With respect to your second point, that this post could be counter-productive, I am hugely interested by the conclusion. A priori it seems hugely unlikely that with all of our ingenuity we can only come up with two plausible strategies for living forever (religion and cryonics) and that both of those conclusions would be anathemic to the other group. If the 'plausible strategy-space' is not large I would take that as evidence that the strategy-space is in fact zero and people are just good at aggregating around plausible-but-flawed strategies. Can you think about any other major human accomplishment for which the strategy-space is so small? I suspect the conclusion for this is that I am bad at thinking up alternate strategies, rather than the strategies not existing, but it is an excellent point you make and well worth considering

Comment author: ChristianKl 02 May 2014 04:17:58PM 1 point [-]

Signal Preservation: Obsessively generate long streams of nonsense binary based on tapping randomly at a keyboard. Assume that these long strings must correspond in some way to brain states, and that future mathematics will be advanced enough to untangle the signal from the noise.

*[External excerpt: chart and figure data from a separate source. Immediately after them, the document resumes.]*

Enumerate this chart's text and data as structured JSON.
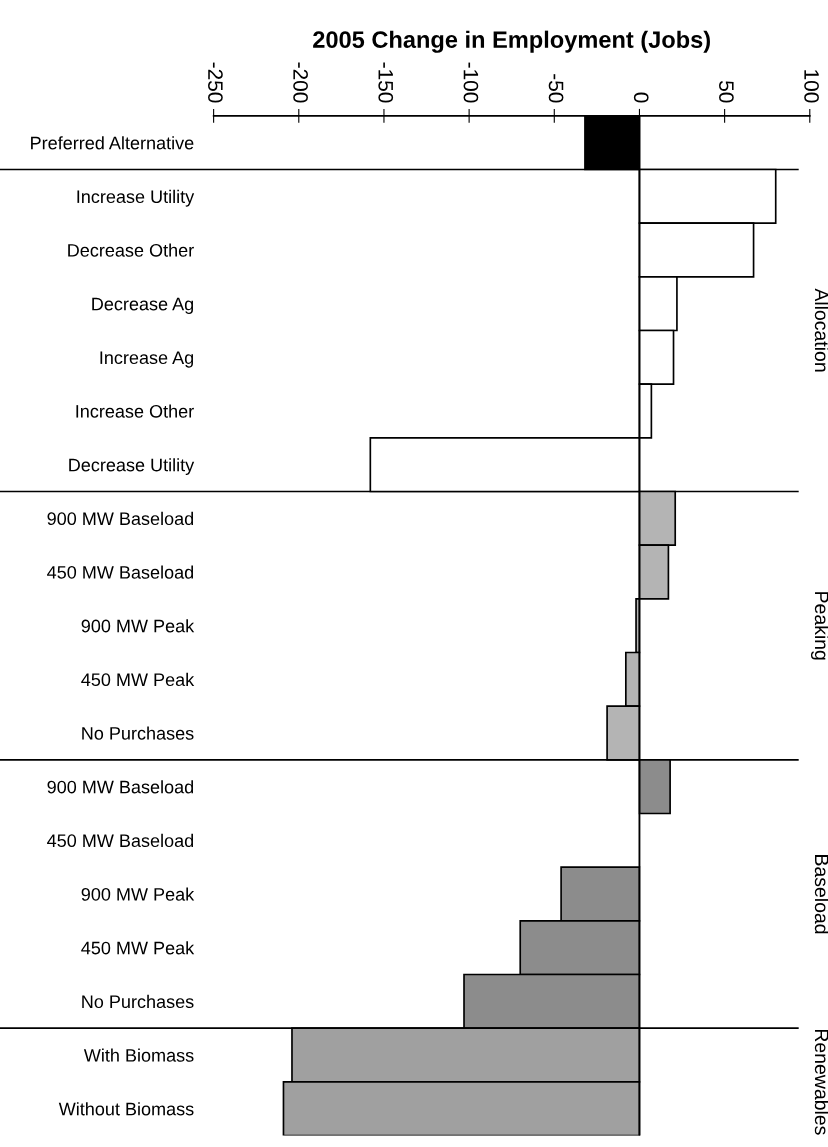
{
  "chart_data": {
    "type": "bar",
    "orientation": "horizontal",
    "xlabel": "2005 Change in Employment (Jobs)",
    "categories": [
      "Preferred Alternative",
      "Increase Utility",
      "Decrease Other",
      "Decrease Ag",
      "Increase Ag",
      "Increase Other",
      "Decrease Utility",
      "900 MW Baseload",
      "450 MW Baseload",
      "900 MW Peak",
      "450 MW Peak",
      "No Purchases",
      "900 MW Baseload",
      "450 MW Baseload",
      "900 MW Peak",
      "450 MW Peak",
      "No Purchases",
      "With Biomass",
      "Without Biomass"
    ],
    "values": [
      -32,
      80,
      67,
      22,
      20,
      7,
      -158,
      21,
      17,
      -2,
      -8,
      -19,
      18,
      0,
      -46,
      -70,
      -103,
      -204,
      -209
    ],
    "colors": [
      "#000000",
      "#ffffff",
      "#ffffff",
      "#ffffff",
      "#ffffff",
      "#ffffff",
      "#ffffff",
      "#b4b4b4",
      "#b4b4b4",
      "#b4b4b4",
      "#b4b4b4",
      "#b4b4b4",
      "#8c8c8c",
      "#8c8c8c",
      "#8c8c8c",
      "#8c8c8c",
      "#8c8c8c",
      "#a0a0a0",
      "#a0a0a0"
    ],
    "xlim": [
      -250,
      100
    ],
    "xticks": [
      -250,
      -200,
      -150,
      -100,
      -50,
      0,
      50,
      100
    ],
    "annotations": [
      "Allocation",
      "Peaking",
      "Baseload",
      "Renewables"
    ]
  }
}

Garbage in garbage out. There no reason that you get meaningful information in that way.

Genetic Preservation: Take genetic samples of yourself and preserve them in a platinum-iridium bar in binary. Hope that personality is very largely genetic, and the proportion that isn’t can be reconstructed from statistical analysis of the time period in which you live (perhaps by employing Diarist Preservation in tandem).

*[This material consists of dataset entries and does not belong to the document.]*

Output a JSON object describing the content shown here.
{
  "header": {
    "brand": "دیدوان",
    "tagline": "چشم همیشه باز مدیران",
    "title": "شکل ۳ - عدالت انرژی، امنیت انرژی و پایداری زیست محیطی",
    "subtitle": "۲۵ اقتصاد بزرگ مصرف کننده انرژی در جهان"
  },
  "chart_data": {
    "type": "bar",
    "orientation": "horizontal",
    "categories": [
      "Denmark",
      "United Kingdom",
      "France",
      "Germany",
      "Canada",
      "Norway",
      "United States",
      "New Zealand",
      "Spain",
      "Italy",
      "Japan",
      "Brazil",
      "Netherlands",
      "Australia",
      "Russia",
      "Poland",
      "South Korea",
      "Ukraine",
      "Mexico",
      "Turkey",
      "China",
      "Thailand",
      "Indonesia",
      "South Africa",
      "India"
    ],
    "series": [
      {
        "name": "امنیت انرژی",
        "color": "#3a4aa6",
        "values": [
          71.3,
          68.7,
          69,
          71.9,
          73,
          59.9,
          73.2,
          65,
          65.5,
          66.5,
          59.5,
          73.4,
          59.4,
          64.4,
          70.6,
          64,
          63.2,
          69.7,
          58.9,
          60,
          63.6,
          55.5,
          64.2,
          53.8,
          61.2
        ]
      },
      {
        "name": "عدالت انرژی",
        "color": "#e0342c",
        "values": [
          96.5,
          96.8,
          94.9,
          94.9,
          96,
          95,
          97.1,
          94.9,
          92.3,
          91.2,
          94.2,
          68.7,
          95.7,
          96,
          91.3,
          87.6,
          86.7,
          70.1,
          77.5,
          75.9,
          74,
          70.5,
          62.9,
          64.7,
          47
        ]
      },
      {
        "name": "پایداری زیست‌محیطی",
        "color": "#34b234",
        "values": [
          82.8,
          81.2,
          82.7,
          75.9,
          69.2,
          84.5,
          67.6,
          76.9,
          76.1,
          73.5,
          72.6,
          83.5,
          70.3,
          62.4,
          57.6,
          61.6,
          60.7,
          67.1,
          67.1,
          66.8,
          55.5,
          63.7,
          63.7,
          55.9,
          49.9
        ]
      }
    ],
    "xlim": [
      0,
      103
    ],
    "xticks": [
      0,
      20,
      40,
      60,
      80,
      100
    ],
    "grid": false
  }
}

We know that while twins often have a similar personality they are still different.

Comment author: Froolow 02 May 2014 05:25:06PM 1 point [-]

I'm not sure I agree with your analysis of the first - it is reasonable to assume that when a person generates pseudorandom noise they are masking a 'signal' with some amount of true randomness; we don't know enough to say for absolute certain that the input is totally garbage and we have good reason to believe people are actually very bad at generating random numbers. Contrast that to - for example - the fact that we have pretty good reasons to think that bringing someone back from the dead is a hard project and I don't think you're fairly applying the same criteria across preservation methods.

Comment author: trist 02 May 2014 03:21:44PM 0 points [-]

Also, avoiding dying in ways that destroy brain state. I'm not sure how probable those are, or how easy they are to avoid, and if that includes dementia (and so on) it gets rather common and tricky.

Comment author: Froolow 02 May 2014 03:30:56PM 2 points [-]

This is very true. I agonised about including a, 'Structure your life in such a way that your minimise the probability of a death which destroys your brain' option, but decided in the end that a pedant could argue that such a change to your lifestyle might decrease your total lifetime utility and so isn't worth it for certain probabilities of cryonics' success.